Anti-apoptotic Bcl-2 family members
This group of proteins are the most widely studied genes during both oocyte and preimplantation embryo development and consists of several functionally overlapping homologues. Bcl-2, a founding member of this pro-survival gene family, had been reported to be expressed by many (Spanos et al. 2002), but not all, human embryos before the four-cell stage (Liu et al. 2000, Metcalfe et al. 2004). Immunolocalization confirmed expression of Bcl-2 in both good and poor quality embryos, but a subtle increase in accumulation of this protein was observed in the cellular fragments of some embryos (Spanos et al. 2002, Metcalfe et al. 2004).

In our hands, Mcl-1 is the most abundantly and consistently expressed Bcl-2 family member detected during the early cleavage stages (Jurisicova et al. 2003). These data are partially consistent with those of Metcalfe et al.(2004), who reported more variable expression between two- to four-cell stages, followed by equally variable Mcl-1 protein localization at the blastocyst stage. The lack of Mcl-1 expression observed in human blastocysts is intriguing, as Mcl-1 is the only pro-survival Bcl-2 family member of which the disruption results in preimplantation embryonic lethality.

Another important family member likely to regulate successful progression through preimplantation embryo development is Bcl-x. Although its RNA is less abundant than that of Mcl-1 (Jurisicova et al. 2003, Metcalfe et al. 2004), its protein is expressed in high levels during both early and late cleavage stages (Antczak & Van Blerkom 1999, Metcalfe et al. 2004). Using an antisense mRNA approach in murine embryos, we observed that the classical Bcl-xL isoform is not required for progression of eight-cell embryos through the blastocyst stage. In contrast, up-regulation of the alternative splicing form Bcl-xS renders blastomeres more susceptible to death and cell cycle arrest (Jurisicova et al. 2001), as previously observed in other cell types (Fridman et al. 1998, Lindenboim et al. 2000), suggesting that this gene may be an important component of the regulation of embryonic fate. Among other anti-apoptotic Bcl-2 family members, Bcl-w and Bfl-1/A1 are only weakly and inconsistently expressed (Jurisicova et al. 1998a, Metcalfe et al. 2004) and thus are unlikely to play a part in regulating early embryo demise. Moreover, their disruption in mouse does not interfere with progression of embryonic development (Print et al. 1998, Ross et al. 1998).
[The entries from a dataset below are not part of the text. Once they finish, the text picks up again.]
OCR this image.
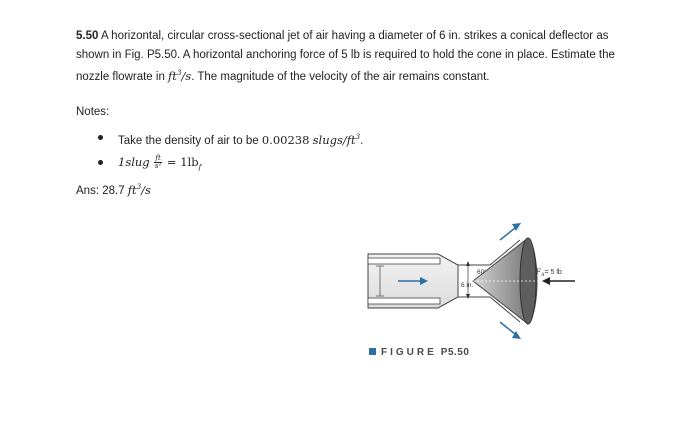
5.50 A horizontal, circular cross-sectional jet of air having a diameter of 6 in. strikes a conical deflector as shown in Fig. P5.50. A horizontal anchoring force of 5 lb is required to hold the cone in place. Estimate the nozzle flowrate in $ft^3/s$. The magnitude of the velocity of the air remains constant.

Notes:

Take the density of air to be 0.00238 slugs/$ft^3$.
1slug $\frac{ft}{\text{s²}} = 1lb_f$

Ans: 28.7 $ft^3/s$

60°
6 in.
$F_A= 5$ lb
FIGURE P5.50
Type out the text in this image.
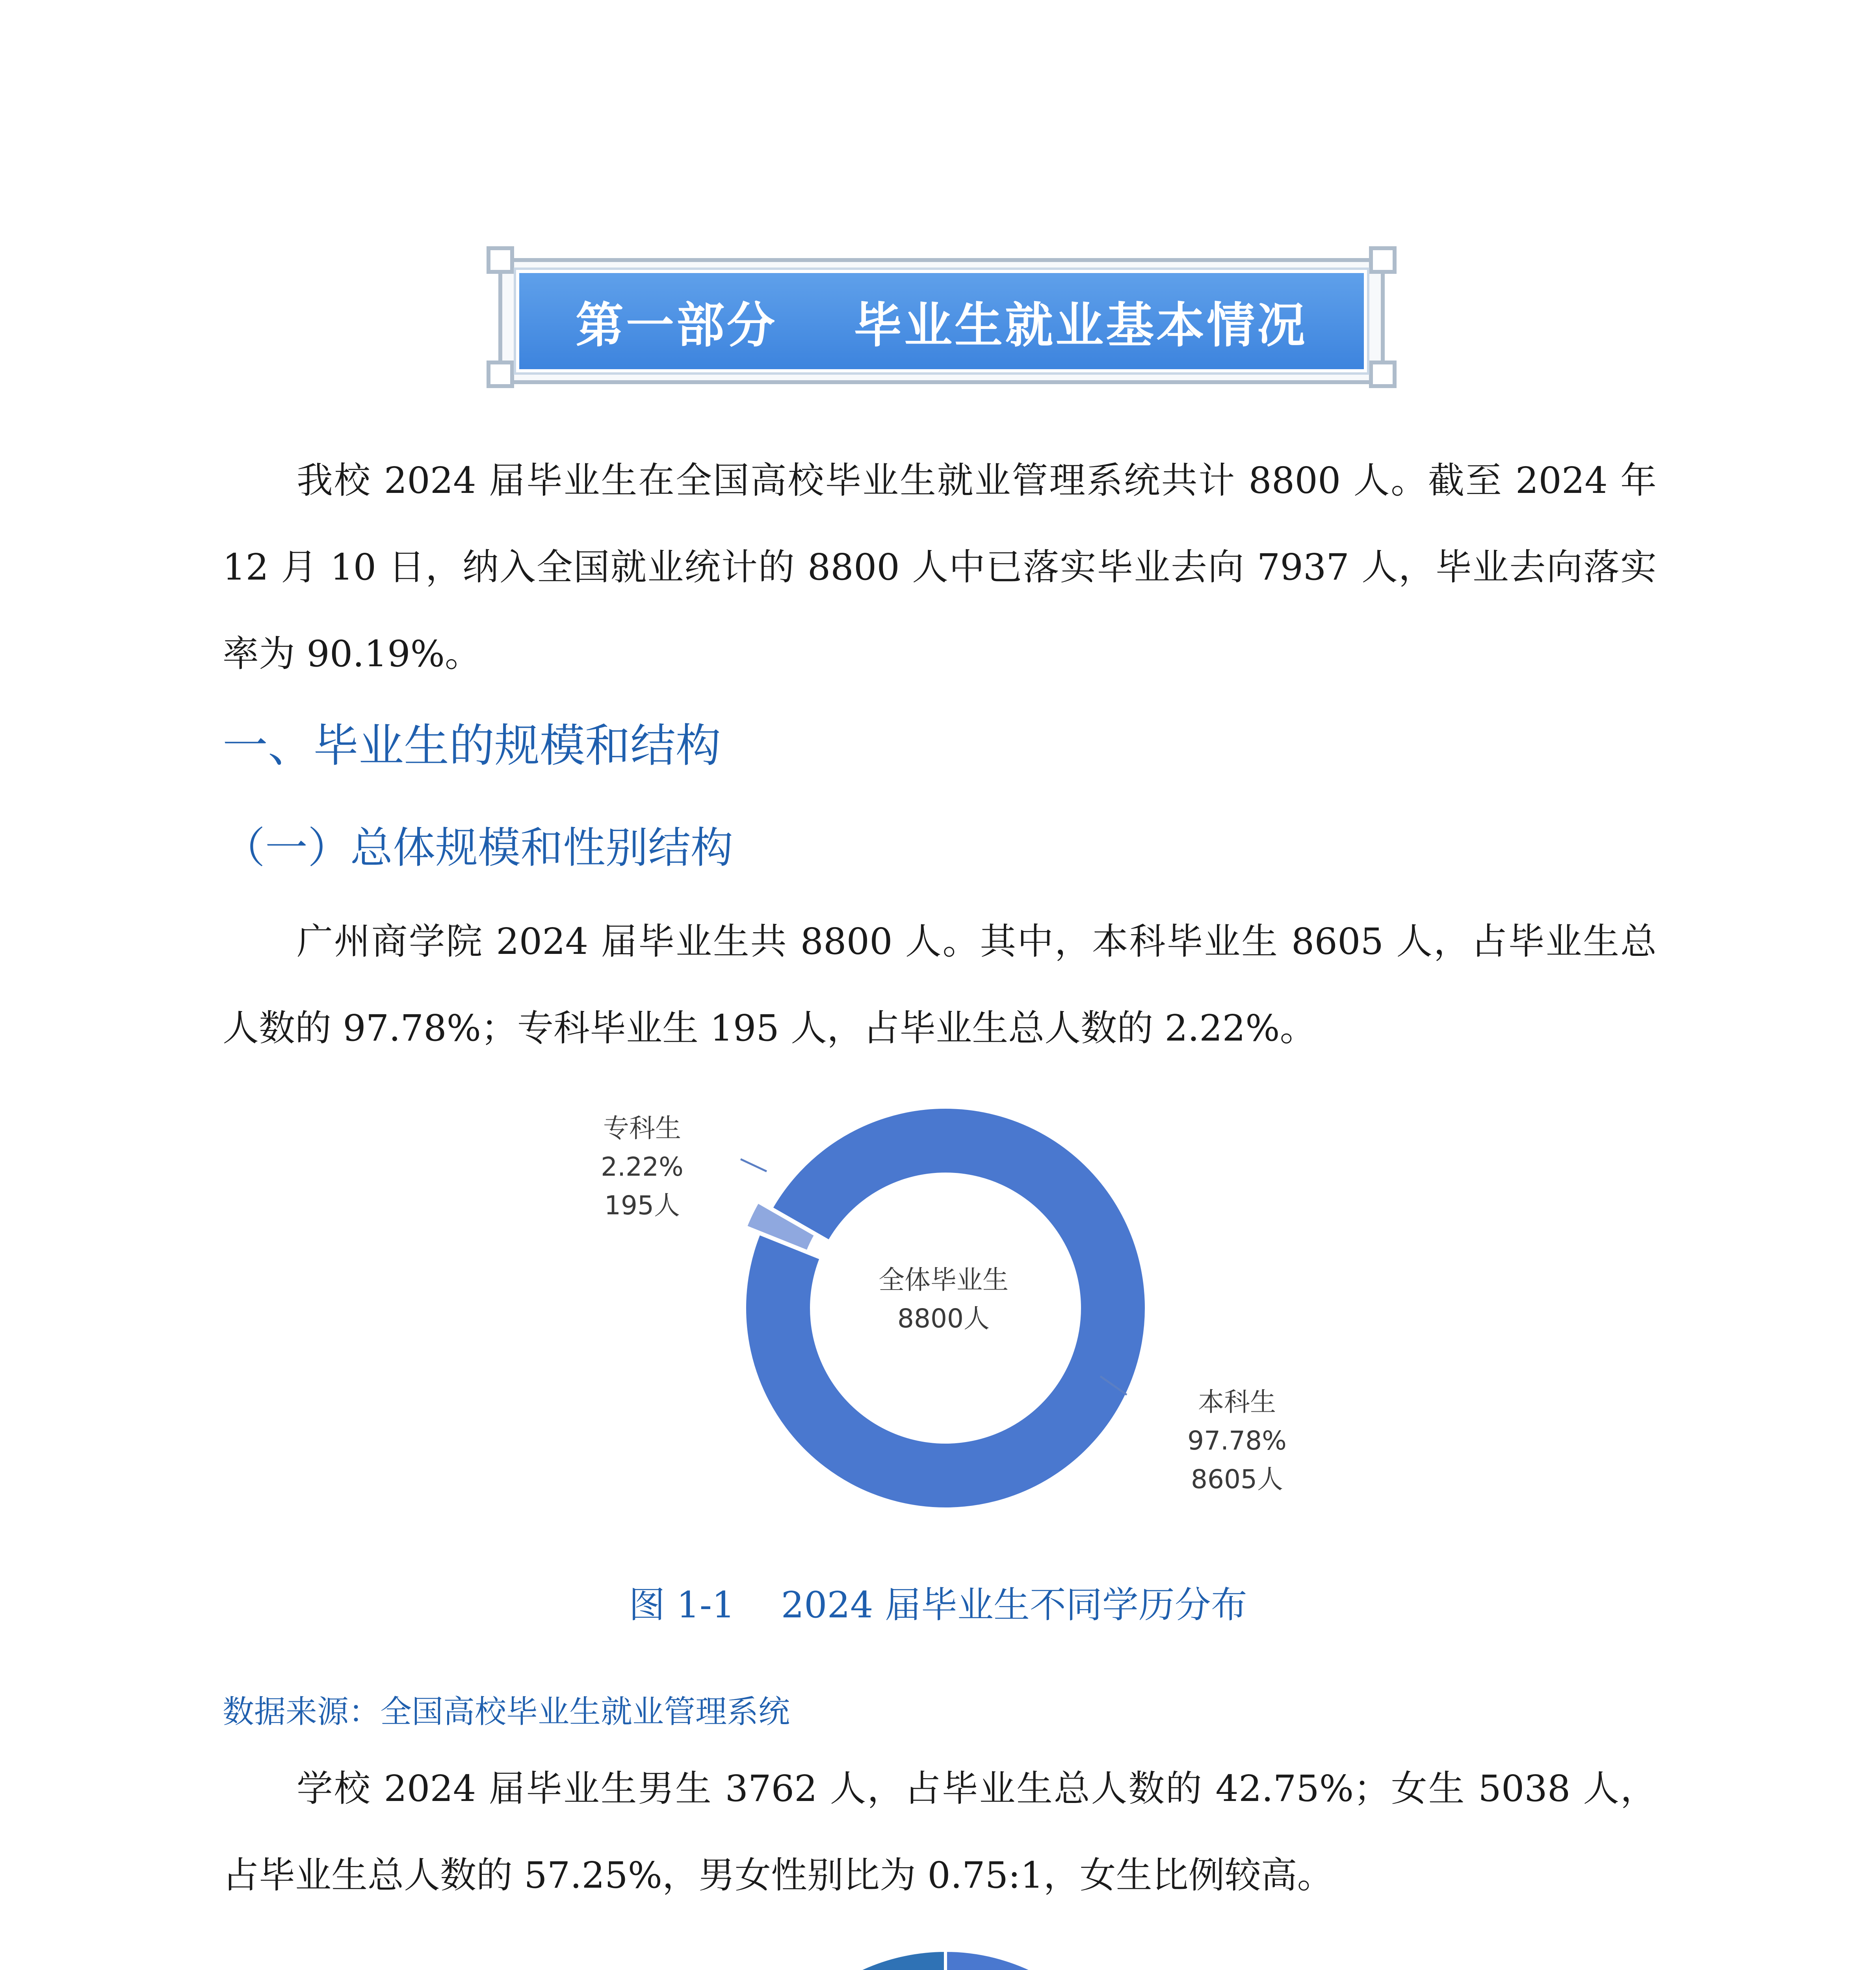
第一部分    毕业生就业基本情况
我校 2024 届毕业生在全国高校毕业生就业管理系统共计 8800 人。截至 2024 年 12 月 10 日，纳入全国就业统计的 8800 人中已落实毕业去向 7937 人，毕业去向落实率为 90.19%。
一、毕业生的规模和结构
（一）总体规模和性别结构
广州商学院 2024 届毕业生共 8800 人。其中，本科毕业生 8605 人，占毕业生总人数的 97.78%；专科毕业生 195 人，占毕业生总人数的 2.22%。
全体毕业生
8800人
专科生
2.22%
195人
本科生
97.78%
8605人
图 1-1    2024 届毕业生不同学历分布
数据来源：全国高校毕业生就业管理系统
学校 2024 届毕业生男生 3762 人，占毕业生总人数的 42.75%；女生 5038 人，占毕业生总人数的 57.25%，男女性别比为 0.75:1，女生比例较高。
Channel-forming pro-apoptotic family members
Expression of the pro-apoptotic molecule Bax has been studied frequently and this gene appears to be consistently expressed throughout preimplantation development, with only a marginal increase in accumulation of the protein in poor quality embryos (Spanos et al. 2002, Metcalfe et al. 2004). Interestingly, at least one study described Bax immunoreactivity to be restricted to polarized domains of some cellular fragments (Antczak & Van Blerkom 1999), suggesting that this protein may participate in the restriction of subcellular compartments and possibly the removal of unwanted or harmful organelles or other cytoplasmic components. It is now known that both Bax and Bad are postranslationally modified. Bad, having high binding affinity for Bcl-xL and Bcl-2, displaces Bax from Bcl-x/Bax complexes and allows Bax to homodimerize, change conformation, translocate to mitochondria and induce cell death (Capano & Crompton 2002). Bad itself is regulated by phosphorylation, which prevents its binding to Bcl-xL, and increases the affinity of Bad for the 14-3– sequestering protein, the binding of which inactivates the pro-apoptotic potential of Bad (Zha et al. 1996). It remains to be determined whether Bad and Bax are expressed during preimplantation development in their active or inactive conformation, and if these post-translational modifications, rather than transcriptional regulation, may explain the regulation of cellular fragmentation.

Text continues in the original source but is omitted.